Yesterday, Pharmac added Baricitinib to an ever growing arsenal of anti-virals and drugs that suppressed the inflammatory response in infected people who became very sick.

Pharmac chief executive Sarah Fitt said they were having to adjust their approach in order to secure these drugs.

“With a normal funding process, you would wait and you’d have all the clinical trials and all the evidence but the problem is the supply is so short, with a lot of these we’ve had to move within a matter of days in order to ensure that we can get our allocation.”

These drugs would reduce the need for so many patients to be placed on ventilators, Fitt said.

Meanwhile, a study has found a drug once thought to be of little benefit in treating Covid-19, was actually incredibly effective.

Remdesivir, once used by former US president Donald Trump, was given low marks by a panel of World Health Organisation experts last year.

Otago University biochemist professor Kurt Krause said the problem was they were using the drug on the very ill.

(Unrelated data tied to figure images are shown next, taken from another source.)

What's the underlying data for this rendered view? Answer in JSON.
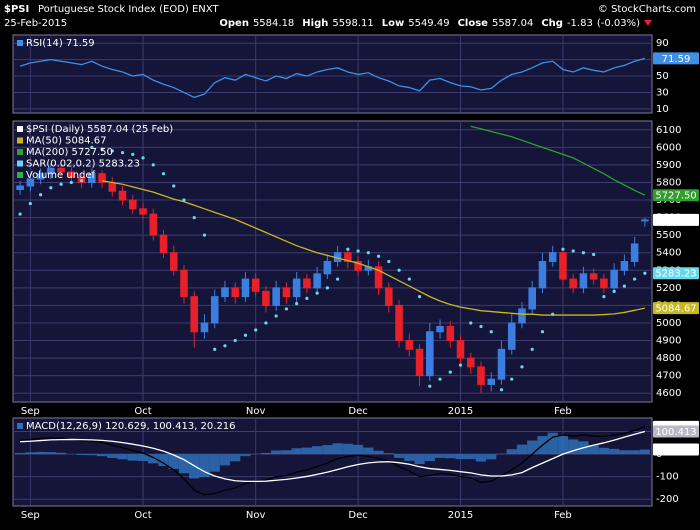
{
  "header": {
    "symbol": "$PSI",
    "name": "Portuguese Stock Index (EOD) ENXT",
    "date": "25-Feb-2015",
    "source": "© StockCharts.com",
    "quote": [
      {
        "label": "Open",
        "value": 5584.18
      },
      {
        "label": "High",
        "value": 5598.11
      },
      {
        "label": "Low",
        "value": 5549.49
      },
      {
        "label": "Close",
        "value": 5587.04
      },
      {
        "label": "Chg",
        "value": -1.83
      }
    ],
    "change_pct": "(-0.03%)"
  },
  "chart_data": [
    {
      "type": "line",
      "ylim": [
        5,
        100
      ],
      "yticks": [
        10,
        30,
        50,
        70,
        90
      ],
      "grid": true,
      "series": [
        {
          "name": "RSI(14) 71.59",
          "type": "line",
          "color": "#3f8fe6",
          "end_label": "71.59",
          "values": [
            62,
            66,
            68,
            70,
            68,
            66,
            64,
            68,
            62,
            58,
            55,
            50,
            52,
            45,
            40,
            36,
            30,
            24,
            28,
            42,
            48,
            45,
            52,
            48,
            44,
            50,
            47,
            53,
            50,
            55,
            58,
            60,
            55,
            52,
            54,
            48,
            44,
            38,
            36,
            32,
            45,
            47,
            42,
            38,
            37,
            33,
            35,
            45,
            52,
            55,
            60,
            66,
            68,
            58,
            55,
            60,
            57,
            55,
            60,
            63,
            68,
            71.59
          ]
        }
      ]
    },
    {
      "type": "candlestick",
      "ylim": [
        4550,
        6150
      ],
      "grid": true,
      "yticks": [
        4600,
        4700,
        4800,
        4900,
        5000,
        5100,
        5200,
        5300,
        5400,
        5500,
        5600,
        5700,
        5800,
        5900,
        6000,
        6100
      ],
      "categories": [
        null,
        "Sep",
        null,
        null,
        null,
        null,
        null,
        null,
        null,
        null,
        null,
        null,
        "Oct",
        null,
        null,
        null,
        null,
        null,
        null,
        null,
        null,
        null,
        null,
        "Nov",
        null,
        null,
        null,
        null,
        null,
        null,
        null,
        null,
        null,
        "Dec",
        null,
        null,
        null,
        null,
        null,
        null,
        null,
        null,
        null,
        "2015",
        null,
        null,
        null,
        null,
        null,
        null,
        null,
        null,
        null,
        "Feb",
        null,
        null,
        null,
        null,
        null,
        null,
        null,
        null
      ],
      "series": [
        {
          "name": "$PSI (Daily) 5587.04 (25 Feb)",
          "type": "candlestick",
          "color": "#ffffff",
          "up_color": "#3c7ee0",
          "down_color": "#e8202a",
          "end_label": "5587.04",
          "open": [
            5760,
            5780,
            5820,
            5850,
            5880,
            5860,
            5830,
            5800,
            5850,
            5800,
            5750,
            5700,
            5650,
            5620,
            5500,
            5400,
            5300,
            5150,
            4950,
            5000,
            5150,
            5200,
            5150,
            5250,
            5180,
            5100,
            5200,
            5150,
            5250,
            5200,
            5280,
            5350,
            5400,
            5350,
            5300,
            5320,
            5200,
            5100,
            4900,
            4850,
            4700,
            4950,
            4980,
            4900,
            4800,
            4750,
            4650,
            4680,
            4850,
            5000,
            5080,
            5200,
            5350,
            5400,
            5250,
            5200,
            5280,
            5250,
            5200,
            5300,
            5350,
            5584.18
          ],
          "high": [
            5810,
            5850,
            5880,
            5910,
            5905,
            5885,
            5860,
            5880,
            5870,
            5830,
            5780,
            5730,
            5680,
            5650,
            5530,
            5440,
            5330,
            5180,
            5050,
            5190,
            5240,
            5230,
            5290,
            5280,
            5210,
            5240,
            5230,
            5290,
            5280,
            5320,
            5390,
            5440,
            5430,
            5380,
            5360,
            5350,
            5230,
            5130,
            4940,
            4880,
            5000,
            5020,
            5010,
            4930,
            4830,
            4780,
            4720,
            4900,
            5050,
            5120,
            5240,
            5400,
            5440,
            5430,
            5280,
            5320,
            5310,
            5280,
            5340,
            5390,
            5490,
            5598.11
          ],
          "low": [
            5730,
            5750,
            5790,
            5820,
            5830,
            5800,
            5770,
            5770,
            5770,
            5720,
            5670,
            5620,
            5590,
            5470,
            5370,
            5270,
            5110,
            4860,
            4910,
            4970,
            5120,
            5110,
            5120,
            5150,
            5060,
            5070,
            5110,
            5120,
            5170,
            5170,
            5250,
            5320,
            5310,
            5270,
            5270,
            5160,
            5060,
            4860,
            4810,
            4640,
            4670,
            4910,
            4860,
            4760,
            4710,
            4600,
            4610,
            4650,
            4820,
            4970,
            5050,
            5170,
            5320,
            5220,
            5170,
            5170,
            5220,
            5170,
            5170,
            5270,
            5320,
            5549.49
          ],
          "close": [
            5780,
            5820,
            5850,
            5880,
            5860,
            5830,
            5800,
            5850,
            5800,
            5750,
            5700,
            5650,
            5620,
            5500,
            5400,
            5300,
            5150,
            4950,
            5000,
            5150,
            5200,
            5150,
            5250,
            5180,
            5100,
            5200,
            5150,
            5250,
            5200,
            5280,
            5350,
            5400,
            5350,
            5300,
            5320,
            5200,
            5100,
            4900,
            4850,
            4700,
            4950,
            4980,
            4900,
            4800,
            4750,
            4650,
            4680,
            4850,
            5000,
            5080,
            5200,
            5350,
            5400,
            5250,
            5200,
            5280,
            5250,
            5200,
            5300,
            5350,
            5450,
            5587.04
          ]
        },
        {
          "name": "MA(50) 5084.67",
          "type": "line",
          "color": "#c8b820",
          "end_label": "5084.67",
          "values": [
            null,
            null,
            null,
            null,
            null,
            null,
            null,
            null,
            5810,
            5800,
            5790,
            5775,
            5760,
            5745,
            5725,
            5705,
            5690,
            5670,
            5650,
            5630,
            5610,
            5590,
            5565,
            5540,
            5515,
            5490,
            5465,
            5440,
            5420,
            5400,
            5385,
            5370,
            5355,
            5340,
            5320,
            5300,
            5270,
            5240,
            5210,
            5180,
            5150,
            5125,
            5105,
            5090,
            5080,
            5070,
            5065,
            5060,
            5055,
            5050,
            5050,
            5045,
            5045,
            5045,
            5045,
            5045,
            5045,
            5048,
            5052,
            5060,
            5072,
            5084.67
          ]
        },
        {
          "name": "MA(200) 5727.50",
          "type": "line",
          "color": "#2da02d",
          "end_label": "5727.50",
          "values": [
            null,
            null,
            null,
            null,
            null,
            null,
            null,
            null,
            null,
            null,
            null,
            null,
            null,
            null,
            null,
            null,
            null,
            null,
            null,
            null,
            null,
            null,
            null,
            null,
            null,
            null,
            null,
            null,
            null,
            null,
            null,
            null,
            null,
            null,
            null,
            null,
            null,
            null,
            null,
            null,
            null,
            null,
            null,
            null,
            6120,
            6105,
            6090,
            6075,
            6060,
            6040,
            6020,
            6000,
            5980,
            5960,
            5940,
            5910,
            5880,
            5850,
            5815,
            5785,
            5755,
            5727.5
          ]
        },
        {
          "name": "SAR(0.02,0.2) 5283.23",
          "type": "scatter",
          "color": "#66d9ef",
          "end_label": "5283.23",
          "values": [
            5620,
            5680,
            5730,
            5770,
            5790,
            5800,
            5810,
            6000,
            5990,
            5980,
            5970,
            5960,
            5940,
            5900,
            5850,
            5780,
            5700,
            5600,
            5500,
            4850,
            4870,
            4900,
            4930,
            4960,
            5000,
            5040,
            5080,
            5110,
            5140,
            5170,
            5200,
            5250,
            5420,
            5410,
            5400,
            5380,
            5350,
            5300,
            5250,
            5150,
            4640,
            4680,
            4720,
            4760,
            5000,
            4980,
            4950,
            4620,
            4680,
            4750,
            4850,
            4950,
            5050,
            5420,
            5410,
            5400,
            5390,
            5150,
            5180,
            5210,
            5250,
            5283.23
          ]
        },
        {
          "name": "Volume undef",
          "type": "volume",
          "color": "#2db34a"
        }
      ]
    },
    {
      "type": "macd",
      "ylim": [
        -230,
        160
      ],
      "yticks": [
        -200,
        -100,
        0,
        100
      ],
      "grid": true,
      "legend": "MACD(12,26,9) 120.629, 100.413, 20.216",
      "series": [
        {
          "type": "bar",
          "color": "#2f6fb8",
          "box_color": "#ffffff",
          "end_label": "20.216",
          "values": [
            5,
            8,
            10,
            9,
            6,
            0,
            -4,
            -5,
            -9,
            -17,
            -23,
            -29,
            -31,
            -41,
            -53,
            -66,
            -85,
            -108,
            -102,
            -78,
            -50,
            -32,
            -9,
            1,
            5,
            16,
            17,
            26,
            29,
            35,
            40,
            48,
            46,
            41,
            29,
            15,
            4,
            -17,
            -30,
            -44,
            -31,
            -17,
            -18,
            -22,
            -22,
            -33,
            -23,
            2,
            22,
            42,
            60,
            80,
            95,
            85,
            65,
            57,
            40,
            28,
            23,
            17,
            17,
            20.216
          ]
        },
        {
          "type": "line",
          "color": "#000000",
          "box_color": "#ffffff",
          "end_label": "120.629",
          "values": [
            60,
            65,
            70,
            72,
            70,
            65,
            60,
            58,
            52,
            40,
            28,
            15,
            5,
            -15,
            -40,
            -70,
            -110,
            -160,
            -180,
            -175,
            -160,
            -150,
            -130,
            -120,
            -115,
            -100,
            -95,
            -80,
            -70,
            -55,
            -40,
            -20,
            -10,
            -5,
            -10,
            -20,
            -30,
            -55,
            -75,
            -100,
            -95,
            -85,
            -90,
            -100,
            -105,
            -125,
            -120,
            -95,
            -70,
            -40,
            0,
            40,
            75,
            85,
            80,
            85,
            80,
            78,
            85,
            92,
            105,
            120.629
          ]
        },
        {
          "type": "line",
          "color": "#ffffff",
          "box_color": "#b8b8c8",
          "end_label": "100.413",
          "values": [
            55,
            57,
            60,
            63,
            64,
            65,
            64,
            63,
            61,
            57,
            51,
            44,
            36,
            26,
            13,
            -4,
            -25,
            -52,
            -78,
            -97,
            -110,
            -118,
            -121,
            -121,
            -120,
            -116,
            -112,
            -106,
            -99,
            -90,
            -80,
            -68,
            -56,
            -46,
            -39,
            -35,
            -34,
            -38,
            -45,
            -56,
            -64,
            -68,
            -72,
            -78,
            -83,
            -92,
            -97,
            -97,
            -92,
            -82,
            -60,
            -40,
            -20,
            0,
            15,
            28,
            40,
            50,
            62,
            75,
            88,
            100.413
          ]
        }
      ]
    }
  ]
}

A recent US study showed if it was deployed in the early stages of infection, it was in fact very effective, he said.

“They were monitored to find out okay, do they end up in the hospital or do they end up dying? And in this case, if they got three days of remdesivir, within a week of being diagnosed, the hospitalisation and death decreased by 90 percent. So it was quite a dramatic result.”

Prof Krause said this was good news for New Zealand which already had large stocks of the drug.